In Mecklenburg-Vorpommern soll das Bestattungsgesetz erneuert werden. Veränderungsbedarf sehen Ärzte vor allem bei der Leichenschau. Derzeit bleiben nicht nur Krankheiten, die zum Tod führten, sondern auch Tötungsdelikte unentdeckt.
Zur Aufklärung unklarer Todesursachen fordert der Greifswalder Rechtsmediziner Klaus-Peter Philipp mehr Obduktionen in Mecklenburg-Vorpommern. Einer früheren Studie zufolge bleibt etwa jedes zweite Tötungsdelikt in Deutschland unentdeckt, wie Philipp am Montag in Schwerin vor der Expertenkommission des Landtags zur Bestattungskultur in Mecklenburg-Vorpommern sagte. Das bedeute, dass rund 1.200 Tötungsdelikte pro Jahr unbemerkt blieben. Vor 20 Jahren seien noch Suizide obduziert worden, heute nicht mehr. "Wenn die Polizei sagt, das ist ein Suizid, gibt die Staatsanwaltschaft den Toten (zur Bestattung) frei", sagte der Rechtsmediziner. Im Dunkelfeld ungeklärter Tötungsfälle verschwänden besonders Alte, Kranke, Kinder und Behinderte. "Wer wundert sich, wenn ein 85-Jähriger stirbt?", sagte er.

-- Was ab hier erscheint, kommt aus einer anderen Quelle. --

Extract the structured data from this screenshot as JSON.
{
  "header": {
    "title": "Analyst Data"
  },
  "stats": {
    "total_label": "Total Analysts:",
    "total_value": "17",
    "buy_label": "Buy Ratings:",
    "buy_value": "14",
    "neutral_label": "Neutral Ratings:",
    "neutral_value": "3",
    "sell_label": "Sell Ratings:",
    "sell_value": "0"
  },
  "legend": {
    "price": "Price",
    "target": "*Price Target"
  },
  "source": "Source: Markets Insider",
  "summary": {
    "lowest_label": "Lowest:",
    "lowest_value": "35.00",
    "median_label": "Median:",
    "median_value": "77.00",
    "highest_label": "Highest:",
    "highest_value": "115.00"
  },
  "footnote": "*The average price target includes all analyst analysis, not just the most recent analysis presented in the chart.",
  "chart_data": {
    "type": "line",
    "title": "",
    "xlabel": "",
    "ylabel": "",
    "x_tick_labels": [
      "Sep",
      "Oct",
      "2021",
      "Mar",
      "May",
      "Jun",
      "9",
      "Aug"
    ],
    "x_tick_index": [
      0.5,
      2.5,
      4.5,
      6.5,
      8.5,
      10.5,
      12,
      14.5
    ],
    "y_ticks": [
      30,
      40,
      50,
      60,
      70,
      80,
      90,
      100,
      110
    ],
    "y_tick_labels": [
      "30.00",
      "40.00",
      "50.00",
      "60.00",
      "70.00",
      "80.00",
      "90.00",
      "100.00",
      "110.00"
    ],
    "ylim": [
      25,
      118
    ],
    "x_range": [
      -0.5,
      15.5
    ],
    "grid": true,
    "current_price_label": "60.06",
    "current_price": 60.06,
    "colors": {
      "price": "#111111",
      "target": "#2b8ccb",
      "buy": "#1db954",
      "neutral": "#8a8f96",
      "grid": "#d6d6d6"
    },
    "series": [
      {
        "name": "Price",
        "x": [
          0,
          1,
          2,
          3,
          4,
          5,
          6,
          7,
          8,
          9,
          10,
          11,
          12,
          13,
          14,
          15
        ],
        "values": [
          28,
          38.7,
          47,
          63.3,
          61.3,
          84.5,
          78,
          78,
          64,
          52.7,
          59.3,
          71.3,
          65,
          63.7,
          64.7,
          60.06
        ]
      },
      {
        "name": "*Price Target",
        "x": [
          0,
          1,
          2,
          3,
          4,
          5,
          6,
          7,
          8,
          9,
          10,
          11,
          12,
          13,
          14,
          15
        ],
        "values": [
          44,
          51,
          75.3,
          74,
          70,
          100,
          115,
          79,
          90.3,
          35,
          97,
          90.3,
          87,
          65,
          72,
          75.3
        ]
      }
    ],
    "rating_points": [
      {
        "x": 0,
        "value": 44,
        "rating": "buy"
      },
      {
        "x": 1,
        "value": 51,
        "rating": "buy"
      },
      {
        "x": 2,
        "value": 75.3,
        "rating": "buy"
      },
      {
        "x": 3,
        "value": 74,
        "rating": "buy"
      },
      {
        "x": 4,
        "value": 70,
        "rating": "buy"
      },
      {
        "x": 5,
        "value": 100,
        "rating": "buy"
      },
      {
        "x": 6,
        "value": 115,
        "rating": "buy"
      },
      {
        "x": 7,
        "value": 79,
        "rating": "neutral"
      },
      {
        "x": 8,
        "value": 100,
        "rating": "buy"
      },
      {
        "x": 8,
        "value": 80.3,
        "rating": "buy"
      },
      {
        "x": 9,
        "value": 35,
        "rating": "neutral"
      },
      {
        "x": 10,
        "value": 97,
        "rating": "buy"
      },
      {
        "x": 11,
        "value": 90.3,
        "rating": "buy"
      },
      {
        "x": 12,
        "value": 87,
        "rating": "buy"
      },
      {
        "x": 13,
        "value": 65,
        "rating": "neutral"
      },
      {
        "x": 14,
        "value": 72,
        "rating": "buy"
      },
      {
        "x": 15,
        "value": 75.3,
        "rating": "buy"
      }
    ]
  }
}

In Deutschland erfolge nur in rund drei Prozent aller Todesfälle eine Obduktion. Europaweit seien es 15 Prozent, in Skandinavien mehr als 30 Prozent. Er befürwortete eine amtsärztliche Verwaltungsobduktion in unklaren Fällen. Geklärt werden müsse, wer die Kosten dafür trage. Das könnte das öffentliche Gesundheitswesen sein. Philipp sprach sich für ein bundeseinheitliches Leichenschaurecht aus. Bislang habe er keine Antwort auf die Frage erhalten, warum das bundesweit nicht einheitlich geregelt sei.
Der Vorsitzende der Landes-Ärztekammer, Andreas Crusius, plädierte für eine Obduktionsquote von 100 Prozent. Dies werde in Deutschland nicht zu schaffen sein, räumte er ein. Die Kenntnis der genauen Todesursachen wäre aber wichtig für eine bessere Prävention. Wenn die Ärzte wüssten, wie viele Tumoren oder stumme Herzinfarkte unentdeckt blieben, hätten sie auch eine andere Basis, um die Therapie zu optimieren, erklärte er.
Die Linke-Abgeordnete Eva-Maria Kröger forderte, die Qualität der ärztlichen Leichenschau im Land zu verbessern. Es müsse eine Pflichtfortbildung geben, nicht nur für Mediziner, sondern auch für Polizisten an der Fachhochschule Güstrow. Ärzte müssten in unklaren Fällen Rechtsmediziner zur Leichenschau hinzuziehen dürfen, sagte sie. Bislang sei das nur Behörden wie der Polizei gestattet.
Auch dies könne zur besseren Erkennung der Todesursache beitragen. Experten berichteten auch, dass gut 60 Prozent aller Diagnosen auf dem Totenschein nicht mit der Diagnose nach einer Obduktion übereinstimmen. Zu klären sei die Kostenübernahme, sagte die Abgeordnete. "Der letzte Dienst am Menschen muss eine Leistung des öffentlichen Gesundheitswesens bleiben", forderte sie. Die Krankenkassen stünden in der Verantwortung. Die Kommission will am 11. März weiter beraten.